Charlie Stretton is our new events and engagement officer at Bodnant Garden. She will be helping people, especially children, get the most out of their visit and brings with her a wealth of experience from RSPB Conwy. Before her busy role overtakes her, Charlie takes a moment to reflect…
Did you watch a BBC Four programme last week called All Aboard! – A journey down the Kennet and Avon Canal? It was a two-hour trip, filmed from the front of a canal barge travelling at four miles an hour, with no commentary, no music, just the real-time tranquillity of the banks floating past, interrupted only by an occasional cyclist or family on the tow path. There were a few pieces of written information, superimposed onto bridges or the sides of other barges, but otherwise it was just the gentle lapping of the water and the unhurried views.
Having been on a disastrous houseboat holiday some years ago, where it rained for four solid days and I ended up falling out with my barge-mates, I had been somewhat sceptical about this programme. But I thought I’d give it a go, just for a few minutes… and I found myself totally mesmerised. Everything just slowed down, and I was drawn in to this sleepy world where two ducks swimming past became a real event, and a swan taking off a spectacular highlight.
So much of life these days happens at a frantic pace. We are getting used to a world where everything happens at top speed, and in our rushing and hurrying it is easy to lose sight of the things that matter, or to dismiss them as having no relevance to our superfast lives. This quirky little canal boat programme reminded me how vital it is sometimes to sit still, or walk slowly, and take stock – to appreciate the things, especially nature, around us.
I have just started work here at Bodnant Garden and I’m still pinching myself – I cannot believe how lucky I am to be working in such an outstandingly beautiful place. I am amazed at the colours of the rhododendrons and azaleas, and incredulous at the height and age of the trees, which were here long before any of us, and which will outlive all of us.
I am humbled by the efforts of the plant hunters and the horticulturalists who created this garden long ago, knowing that by the time their work came to fruition they would be long dead. What a deep connection to the natural world, what incredible foresight and what generosity of spirit they must have had.
What is also astounding about the garden is the rate at which it changes. The wonderfully –named Tristan Gooley, in his book How to Connect with Nature sums this up beautifully –
“Colours, smells and sounds swirl through daily and annual patterns, putting in displays then disappearing with promises to return in new clothes. There is the regularity of a solar drum behind all the changes, but this regularity passes through the individual kaleidoscope that is our locality. Time makes both sense and madness of each place and moment.
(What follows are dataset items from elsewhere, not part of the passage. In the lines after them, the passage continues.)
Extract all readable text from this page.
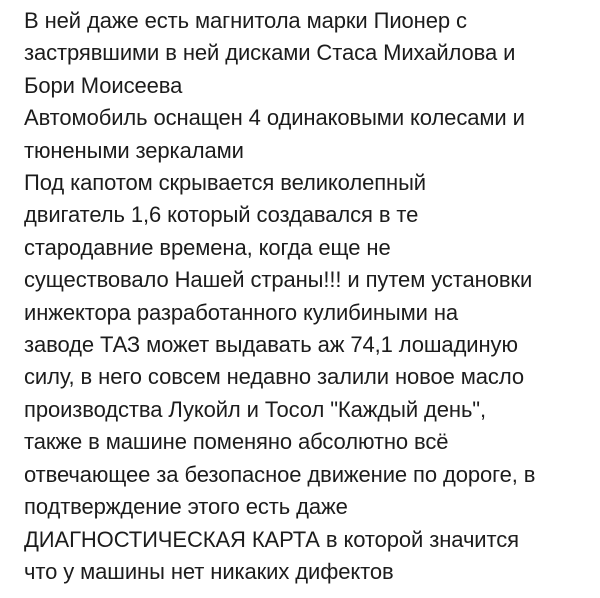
В ней даже есть магнитола марки Пионер с
застрявшими в ней дисками Стаса Михайлова и
Бори Моисеева
Автомобиль оснащен 4 одинаковыми колесами и
тюнеными зеркалами
Под капотом скрывается великолепный
двигатель 1,6 который создавался в те
стародавние времена, когда еще не
существовало Нашей страны!!! и путем установки
инжектора разработанного кулибиными на
заводе ТАЗ может выдавать аж 74,1 лошадиную
силу, в него совсем недавно залили новое масло
производства Лукойл и Тосол "Каждый день",
также в машине поменяно абсолютно всё
отвечающее за безопасное движение по дороге, в
подтверждение этого есть даже
ДИАГНОСТИЧЕСКАЯ КАРТА в которой значится
что у машины нет никаких дифектов
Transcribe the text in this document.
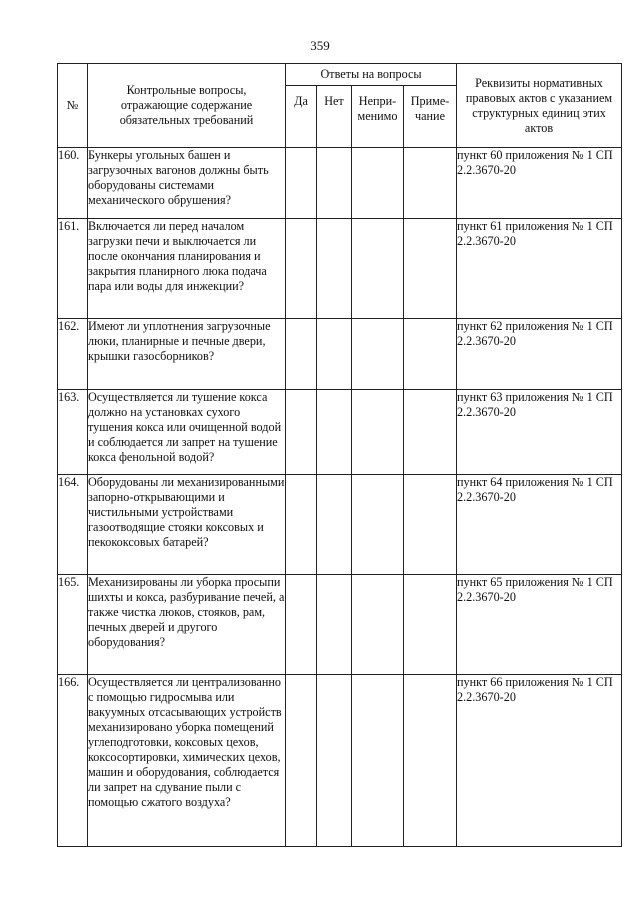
359
№	Контрольные вопросы, отражающие содержание обязательных требований	Ответы на вопросы				Реквизиты нормативных правовых актов с указанием структурных единиц этих актов
		Да	Нет	Непри-менимо	Приме-чание	
160.	Бункеры угольных башен и загрузочных вагонов должны быть оборудованы системами механического обрушения?					пункт 60 приложения № 1 СП 2.2.3670-20
161.	Включается ли перед началом загрузки печи и выключается ли после окончания планирования и закрытия планирного люка подача пара или воды для инжекции?					пункт 61 приложения № 1 СП 2.2.3670-20
162.	Имеют ли уплотнения загрузочные люки, планирные и печные двери, крышки газосборников?					пункт 62 приложения № 1 СП 2.2.3670-20
163.	Осуществляется ли тушение кокса должно на установках сухого тушения кокса или очищенной водой и соблюдается ли запрет на тушение кокса фенольной водой?					пункт 63 приложения № 1 СП 2.2.3670-20
164.	Оборудованы ли механизированными запорно-открывающими и чистильными устройствами газоотводящие стояки коксовых и пекококсовых батарей?					пункт 64 приложения № 1 СП 2.2.3670-20
165.	Механизированы ли уборка просыпи шихты и кокса, разбуривание печей, а также чистка люков, стояков, рам, печных дверей и другого оборудования?					пункт 65 приложения № 1 СП 2.2.3670-20
166.	Осуществляется ли централизованно с помощью гидросмыва или вакуумных отсасывающих устройств механизировано уборка помещений углеподготовки, коксовых цехов, коксосортировки, химических цехов, машин и оборудования, соблюдается ли запрет на сдувание пыли с помощью сжатого воздуха?					пункт 66 приложения № 1 СП 2.2.3670-20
The only certainty is that you will only get one opportunity to experience each scene exactly the way it is. It will be different if you return in ten months or in ten minutes”
It’s vital, then, to take time to appreciate each scene. Maybe just for a moment, find a quiet spot in the garden, stand still and just take in the sights, the scents, the sounds all around you. Connect yourself with nature and feel the absolutely incredible power, the life-force that is at work silently all around you, but which we so often miss while keeping an eye on the children, or chatting to our friends, or searching for that special plant. The garden will never, ever be exactly the same again as in that moment.
So, like the barge on the Kennet and Avon canal, it is vital, every now and then, to drop into a slower gear, to put life into slow motion, to be still and peaceful for a while, and to take in the beauty around us. In doing this, we will begin to find awe and wonder in the most everyday of scenes, and a deeper and richer connection with the natural world.